🤖 AI Summary
Medical robots operating in dynamic clinical environments require robust temporal reasoning, uncertainty quantification, and structured decision-making capabilities. Method: This paper proposes a lightweight multimodal collaborative reasoning framework built upon SmolAgent, integrating vision and speech modalities. It incorporates structured scene graph generation, hybrid retrieval-augmented reasoning, and dynamic tool invocation to enable chain-of-thought inference and interpretable outputs. The framework employs Qwen2.5-VL-3B-Instruct as its multimodal foundation model, with a dedicated orchestration layer ensuring cross-modal alignment and robust inference. Contribution/Results: Evaluated on the Video-MME benchmark and a custom clinical dataset, the framework achieves state-of-the-art performance, significantly improving accuracy and environmental adaptability in surgical assistance and patient monitoring tasks.
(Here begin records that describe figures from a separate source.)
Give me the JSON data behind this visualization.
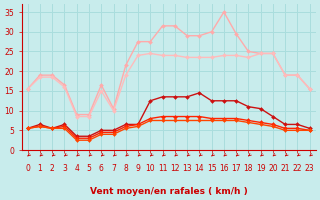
{
  "x": [
    0,
    1,
    2,
    3,
    4,
    5,
    6,
    7,
    8,
    9,
    10,
    11,
    12,
    13,
    14,
    15,
    16,
    17,
    18,
    19,
    20,
    21,
    22,
    23
  ],
  "series": [
    {
      "name": "rafales_max",
      "color": "#ffaaaa",
      "linewidth": 1.0,
      "marker": "D",
      "markersize": 2.0,
      "y": [
        15.5,
        19.0,
        19.0,
        16.5,
        9.0,
        9.0,
        16.5,
        10.5,
        21.5,
        27.5,
        27.5,
        31.5,
        31.5,
        29.0,
        29.0,
        30.0,
        35.0,
        29.5,
        25.0,
        24.5,
        24.5,
        19.0,
        19.0,
        15.5
      ]
    },
    {
      "name": "vent_max",
      "color": "#ffbbbb",
      "linewidth": 1.0,
      "marker": "D",
      "markersize": 2.0,
      "y": [
        15.5,
        18.5,
        18.5,
        16.0,
        8.5,
        8.5,
        15.0,
        10.0,
        19.0,
        24.0,
        24.5,
        24.0,
        24.0,
        23.5,
        23.5,
        23.5,
        24.0,
        24.0,
        23.5,
        24.5,
        24.5,
        19.0,
        19.0,
        15.5
      ]
    },
    {
      "name": "rafales_moy",
      "color": "#cc1111",
      "linewidth": 1.0,
      "marker": "D",
      "markersize": 2.0,
      "y": [
        5.5,
        6.5,
        5.5,
        6.5,
        3.5,
        3.5,
        5.0,
        5.0,
        6.5,
        6.5,
        12.5,
        13.5,
        13.5,
        13.5,
        14.5,
        12.5,
        12.5,
        12.5,
        11.0,
        10.5,
        8.5,
        6.5,
        6.5,
        5.5
      ]
    },
    {
      "name": "vent_moy",
      "color": "#ff2200",
      "linewidth": 1.0,
      "marker": "D",
      "markersize": 2.0,
      "y": [
        5.5,
        6.0,
        5.5,
        6.0,
        3.0,
        3.0,
        4.5,
        4.5,
        6.0,
        6.5,
        8.0,
        8.5,
        8.5,
        8.5,
        8.5,
        8.0,
        8.0,
        8.0,
        7.5,
        7.0,
        6.5,
        5.5,
        5.5,
        5.0
      ]
    },
    {
      "name": "vent_min",
      "color": "#ff4400",
      "linewidth": 1.0,
      "marker": "D",
      "markersize": 2.0,
      "y": [
        5.5,
        6.0,
        5.5,
        5.5,
        2.5,
        2.5,
        4.0,
        4.0,
        5.5,
        6.0,
        7.5,
        7.5,
        7.5,
        7.5,
        7.5,
        7.5,
        7.5,
        7.5,
        7.0,
        6.5,
        6.0,
        5.0,
        5.0,
        5.0
      ]
    }
  ],
  "xlim": [
    -0.5,
    23.5
  ],
  "ylim": [
    0,
    37
  ],
  "yticks": [
    0,
    5,
    10,
    15,
    20,
    25,
    30,
    35
  ],
  "xlabel": "Vent moyen/en rafales ( km/h )",
  "bg_color": "#c8ecec",
  "grid_color": "#aadddd",
  "axis_color": "#cc0000",
  "text_color": "#cc0000",
  "arrow_color": "#cc0000",
  "tick_fontsize": 5.5,
  "label_fontsize": 6.5
}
It establishes a novel paradigm for safe, trustworthy perception and decision-making in medical robotics.
📝 Abstract
Healthcare robotics requires robust multimodal perception and reasoning to ensure safety in dynamic clinical environments. Current Vision-Language Models (VLMs) demonstrate strong general-purpose capabilities but remain limited in temporal reasoning, uncertainty estimation, and structured outputs needed for robotic planning. We present a lightweight agentic multimodal framework for video-based scene understanding. Combining the Qwen2.5-VL-3B-Instruct model with a SmolAgent-based orchestration layer, it supports chain-of-thought reasoning, speech-vision fusion, and dynamic tool invocation. The framework generates structured scene graphs and leverages a hybrid retrieval module for interpretable and adaptive reasoning. Evaluations on the Video-MME benchmark and a custom clinical dataset show competitive accuracy and improved robustness compared to state-of-the-art VLMs, demonstrating its potential for applications in robot-assisted surgery, patient monitoring, and decision support.